Extraction multi-étiquettes de relations en utilisant des couches de Transformer
Ngoc Luyen Le, Gildas Tagny Ngompé
TL;DR
This work tackles multi-label relation extraction in French intelligence reports, framing the task as predicting multiple relation labels for entity pairs within texts. It introduces BTransformer18, a architecture that fine-tunes CamemBERT-Large as a contextual body and attaches a Transformer-based head for relation classification, followed by mean-pooling for aggregation. On the TextMine'25 dataset of 800 reports, CamemBERT-Large achieves a macro F1 of 0.654, outperforming FlauBERT-Large at 0.620, demonstrating the benefit of French LM representations for complex relation extraction.

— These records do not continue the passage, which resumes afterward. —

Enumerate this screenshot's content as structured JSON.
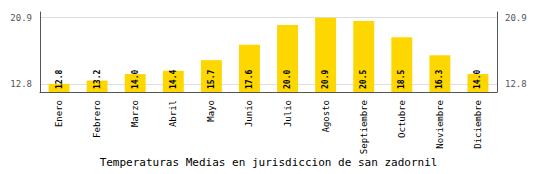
{
  "chart_data": {
    "type": "bar",
    "title": "Temperaturas Medias en jurisdiccion de san zadornil",
    "categories": [
      "Enero",
      "Febrero",
      "Marzo",
      "Abril",
      "Mayo",
      "Junio",
      "Julio",
      "Agosto",
      "Septiembre",
      "Octubre",
      "Noviembre",
      "Diciembre"
    ],
    "values": [
      12.8,
      13.2,
      14.0,
      14.4,
      15.7,
      17.6,
      20.0,
      20.9,
      20.5,
      18.5,
      16.3,
      14.0
    ],
    "value_labels": [
      "12.8",
      "13.2",
      "14.0",
      "14.4",
      "15.7",
      "17.6",
      "20.0",
      "20.9",
      "20.5",
      "18.5",
      "16.3",
      "14.0"
    ],
    "color": "#FFD700",
    "ylim": [
      11.8,
      21.6
    ],
    "yticks": [
      12.8,
      20.9
    ],
    "y2lim": [
      11.8,
      21.6
    ],
    "y2ticks": [
      12.8,
      20.9
    ],
    "grid": true,
    "data_labels": true
  }
}
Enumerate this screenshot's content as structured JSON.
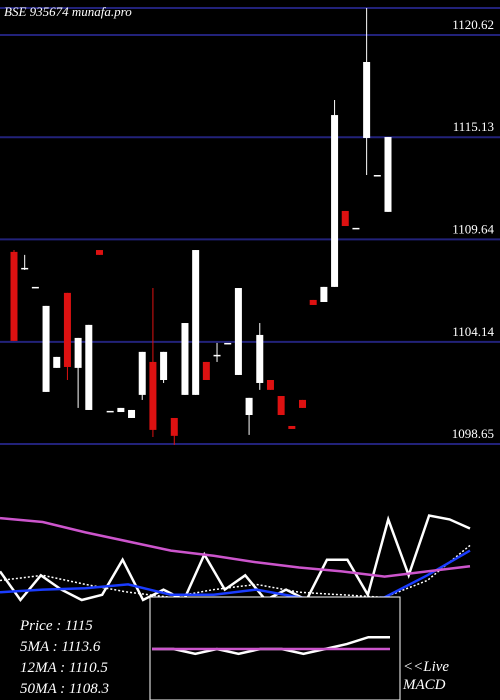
{
  "chart_data": [
    {
      "type": "candlestick",
      "title": "BSE 935674 munafa.pro",
      "ylim": [
        1098.33,
        1122.5
      ],
      "yticks": [
        1098.65,
        1104.14,
        1109.64,
        1115.13,
        1120.62
      ],
      "grid": true,
      "up_color": "#ffffff",
      "down_color": "#dd1111",
      "grid_color": "#22227a",
      "open": [
        1108.97,
        1108.11,
        1107.09,
        1101.45,
        1102.74,
        1106.77,
        1102.74,
        1100.48,
        1109.07,
        1100.43,
        1100.37,
        1100.05,
        1101.29,
        1103.06,
        1102.09,
        1100.05,
        1101.29,
        1101.29,
        1103.06,
        1103.44,
        1104.08,
        1102.36,
        1100.21,
        1101.93,
        1102.09,
        1101.23,
        1099.62,
        1101.02,
        1106.39,
        1106.28,
        1107.09,
        1111.17,
        1110.26,
        1115.09,
        1113.1,
        1111.12
      ],
      "high": [
        1109.07,
        1108.81,
        1107.09,
        1106.07,
        1103.33,
        1106.77,
        1104.35,
        1105.05,
        1109.07,
        1100.43,
        1100.59,
        1100.48,
        1103.6,
        1107.03,
        1103.6,
        1100.05,
        1105.15,
        1109.07,
        1103.06,
        1104.08,
        1104.08,
        1107.03,
        1101.13,
        1105.15,
        1102.09,
        1101.23,
        1099.62,
        1101.02,
        1106.39,
        1107.09,
        1117.13,
        1111.17,
        1110.26,
        1122.07,
        1113.1,
        1115.14
      ],
      "low": [
        1104.19,
        1108.0,
        1107.09,
        1101.45,
        1102.74,
        1102.09,
        1100.59,
        1100.48,
        1108.81,
        1100.43,
        1100.37,
        1100.05,
        1101.02,
        1099.03,
        1101.93,
        1098.6,
        1101.29,
        1101.29,
        1102.09,
        1103.06,
        1104.08,
        1102.36,
        1099.14,
        1101.56,
        1101.56,
        1100.21,
        1099.46,
        1100.59,
        1106.12,
        1106.28,
        1107.09,
        1110.36,
        1110.26,
        1113.1,
        1113.1,
        1111.12
      ],
      "close": [
        1104.19,
        1108.11,
        1107.09,
        1106.07,
        1103.33,
        1102.79,
        1104.35,
        1105.05,
        1108.81,
        1100.43,
        1100.59,
        1100.48,
        1103.6,
        1099.41,
        1103.6,
        1099.09,
        1105.15,
        1109.07,
        1102.09,
        1103.44,
        1104.08,
        1107.03,
        1101.13,
        1104.51,
        1101.56,
        1100.21,
        1099.46,
        1100.59,
        1106.12,
        1107.09,
        1116.32,
        1110.36,
        1110.26,
        1119.17,
        1113.1,
        1115.14
      ]
    },
    {
      "type": "line",
      "ylim": [
        0,
        100
      ],
      "annotations": [
        "Price  : 1115",
        "5MA : 1113.6",
        "12MA : 1110.5",
        "50MA : 1108.3"
      ],
      "series": [
        {
          "color": "#ffffff",
          "style": "solid",
          "values": [
            22,
            0,
            19,
            8,
            0,
            4,
            31,
            0,
            8,
            0,
            35,
            8,
            19,
            0,
            8,
            0,
            31,
            31,
            4,
            62,
            19,
            65,
            62,
            55
          ]
        },
        {
          "color": "#ffffff",
          "style": "dotted",
          "values": [
            15,
            19,
            12,
            6,
            2,
            8,
            12,
            6,
            4,
            2,
            15,
            42
          ]
        },
        {
          "color": "#1a3cff",
          "style": "solid",
          "values": [
            6,
            8,
            9,
            12,
            4,
            4,
            8,
            2,
            0,
            2,
            19,
            38
          ]
        },
        {
          "color": "#cc55cc",
          "style": "solid",
          "values": [
            63,
            60,
            52,
            45,
            38,
            34,
            29,
            25,
            22,
            18,
            22,
            26
          ]
        }
      ]
    },
    {
      "type": "line",
      "ylim": [
        -5,
        5
      ],
      "annotations": [
        "<<Live",
        "MACD"
      ],
      "series": [
        {
          "color": "#ffffff",
          "style": "solid",
          "values": [
            0,
            0,
            -0.5,
            0,
            -0.5,
            0,
            0,
            -0.5,
            0,
            0.5,
            1.2,
            1.2
          ]
        },
        {
          "color": "#cc55cc",
          "style": "solid",
          "values": [
            0,
            0,
            0,
            0,
            0,
            0,
            0,
            0,
            0,
            0,
            0,
            0
          ]
        }
      ]
    }
  ]
}
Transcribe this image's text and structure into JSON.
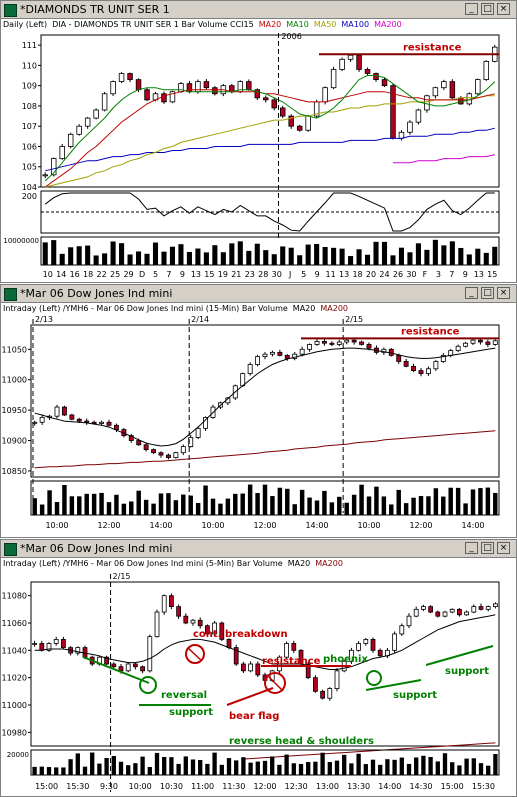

The authors provide public code, underscoring the practical potential of combining language-model backbones with Transformer heads for structured information extraction in non-English texts.
Abstract
In this article, we present the BTransformer18 model, a deep learning architecture designed for multi-label relation extraction in French texts. Our approach combines the contextual representation capabilities of pre-trained language models from the BERT family - such as BERT, RoBERTa, and their French counterparts CamemBERT and FlauBERT - with the power of Transformer encoders to capture long-term dependencies between tokens. Experiments conducted on the dataset from the TextMine'25 challenge show that our model achieves superior performance, particularly when using CamemBERT-Large, with a macro F1 score of 0.654, surpassing the results obtained with FlauBERT-Large. These results demonstrate the effectiveness of our approach for the automatic extraction of complex relations in intelligence reports.